I think it's quite unlikely that the current distribution will be set in place. And actually on purely current distributions I'm not sure the MIRI approach is underrepresented. On the other hand I think it's likely that the current distribution will influence future distribution, which is what's relevant; I'm trying to push back a little against an expected trend towards ML-based approaches representing a very large share of the work.

Yes, you're right about it not being 'set in place'. I more meant to say that, while funding and interest has grown significantly (OpenAI and DeepMind have in principle billions of dollars of spending power each and are now significantly interested in this topic), MIRI failed to reach it's $800k minimal fundraising target this year, and so I expect that the main approaches to AI that are being followed elsewhere will get the most attention in the future.
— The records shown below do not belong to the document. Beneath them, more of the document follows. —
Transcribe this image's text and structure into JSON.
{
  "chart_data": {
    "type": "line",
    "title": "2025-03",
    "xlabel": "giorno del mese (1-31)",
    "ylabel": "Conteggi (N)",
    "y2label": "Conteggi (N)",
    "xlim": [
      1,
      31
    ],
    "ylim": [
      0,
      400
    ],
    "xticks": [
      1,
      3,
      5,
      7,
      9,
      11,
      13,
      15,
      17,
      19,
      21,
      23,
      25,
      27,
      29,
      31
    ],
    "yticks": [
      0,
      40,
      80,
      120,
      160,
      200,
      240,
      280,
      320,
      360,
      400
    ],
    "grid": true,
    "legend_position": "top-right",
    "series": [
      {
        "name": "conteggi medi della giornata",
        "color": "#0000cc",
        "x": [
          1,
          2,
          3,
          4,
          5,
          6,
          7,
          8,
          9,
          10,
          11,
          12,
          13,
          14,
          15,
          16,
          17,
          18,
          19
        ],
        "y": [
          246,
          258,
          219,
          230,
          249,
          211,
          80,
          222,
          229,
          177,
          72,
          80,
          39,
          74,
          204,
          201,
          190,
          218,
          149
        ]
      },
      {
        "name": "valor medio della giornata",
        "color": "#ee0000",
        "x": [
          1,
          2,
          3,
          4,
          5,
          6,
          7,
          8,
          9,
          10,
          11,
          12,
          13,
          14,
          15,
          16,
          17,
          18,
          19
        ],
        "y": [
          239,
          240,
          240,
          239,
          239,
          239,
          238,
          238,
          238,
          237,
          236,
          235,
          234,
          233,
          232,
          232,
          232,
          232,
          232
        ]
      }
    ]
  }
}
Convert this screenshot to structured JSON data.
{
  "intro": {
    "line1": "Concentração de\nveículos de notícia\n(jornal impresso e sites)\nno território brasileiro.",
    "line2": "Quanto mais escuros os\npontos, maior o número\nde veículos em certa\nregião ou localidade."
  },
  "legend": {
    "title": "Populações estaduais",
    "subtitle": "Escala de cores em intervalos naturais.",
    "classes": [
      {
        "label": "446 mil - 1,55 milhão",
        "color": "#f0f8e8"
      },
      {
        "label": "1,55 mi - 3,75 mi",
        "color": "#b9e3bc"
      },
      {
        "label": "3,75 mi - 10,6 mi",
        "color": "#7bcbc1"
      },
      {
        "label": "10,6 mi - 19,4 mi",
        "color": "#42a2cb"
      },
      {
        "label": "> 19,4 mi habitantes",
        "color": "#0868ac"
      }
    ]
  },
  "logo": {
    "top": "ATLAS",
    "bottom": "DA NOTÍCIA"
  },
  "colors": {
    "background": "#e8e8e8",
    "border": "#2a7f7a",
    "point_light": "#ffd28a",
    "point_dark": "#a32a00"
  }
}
OpenAI and DeepMind have in principle billions of dollars of spending power each and are now significantly interested in this topic)

While I think there is a true point in this vicinity (it will be a lot easier to fund ML-based approaches, including at these organizations, but also others), this seems to be overstating the relevant resources and the effort going into safety topics. OpenAI has been funded with a billion dollars (although it might receive more funding later), and its annual spending must of course be lower. And both of these organizations have primary aims of advancing AI, with limited efforts on safety issues thus far.

MIRI seems like the most value-aligned and unconstrained of the orgs.

OpenAI also seems pretty unconstrained, but I have no idea what their perspective on Xrisk is, and all reports are that there is no master plan there.

Note that this is particularly an argument about money. I think that there are important reasons to skew work towards scenarios where AI comes particularly soon, but I think it’s easier to get leverage over that as a researcher choosing what to work on (for instance doing short-term safety work with longer-term implications firmly in view) than as a funder.

I didn't understand this part. Are you saying that funders can't choose whether to fund short-term or long-term work (either because they can't tell which is which, or there aren't enough options to choose from)?

I'm saying that the ratio you can advance the different agendas as a funder versus as a researcher skews towards advancing short-term stuff as a researcher, because it's less funding constrained (more talent constrained).